En indien er iets misloopt is de eerste vraag: ‘Wie heeft schuld?’. Eigenlijk zou men mensen beter leren inzien dat je het leven niet altijd naar je hand kunt zetten, en dat iets onverwachts altijd op de loer kan liggen. De kinderen leren dit nu helaas al doende. Wij volwassenen lijken soms zelf verwende kinderen die stampvoetend roepen dat we hier! en nu! en onmiddellijk! onze snoep willen, of anders gezegd: dat het moet lopen zoals wij dat wensen.¨ De dame was van respectabele leeftijd maar had het vuur van een militante.
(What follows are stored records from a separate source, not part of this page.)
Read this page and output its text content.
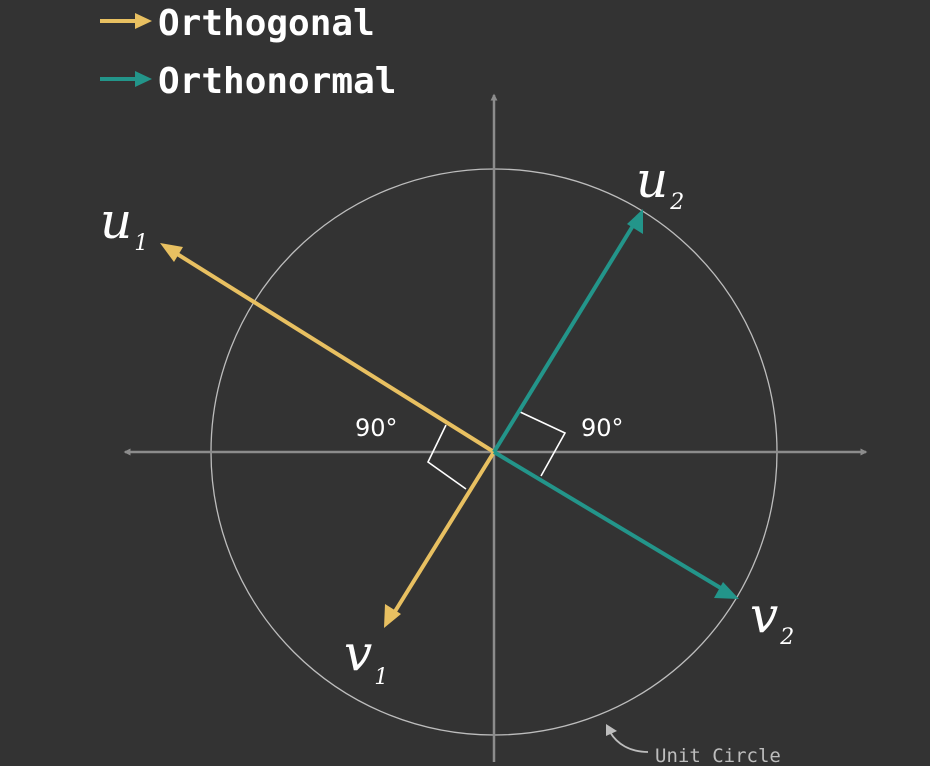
Orthogonal
Orthonormal
$u_1$
$u_2$
$v_1$
$v_2$
90°	90°
Unit Circle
Ik probeerde haar betoog te onderbreken: “Het is blijkbaar uw missie om mensen iets duidelijk te maken, mevrouw”. “Welja”, zei ze, “dat hebt ge goed gezien. Indien de media het niet doen verhef ik mijn oude stem om mensen te doen inzien dat het in het leven niet altijd loopt zoals ge dat zou willen. De nieuwslezers met hun arrogante vragen zouden dat beter ook doen! Er zou pas echt iets nieuws verteld worden wanneer getoond wordt hoe mensen samen aan hetzelfde zeel trekken, ipv tegen elkaar uit te spelen. Alsof politici en virologen ons voor hun plezier vertellen dat het nu verboden is een reisje te maken.”

Ze nam een slok koffie en zei: “Ziezo, ik heb weer eens mijn hart gelucht, zo kan het wel weer verder”. Ze wuifde goedmoedig daaag met haar handschoen en ik vervolgde mijn allesbehalve saaie wandeling.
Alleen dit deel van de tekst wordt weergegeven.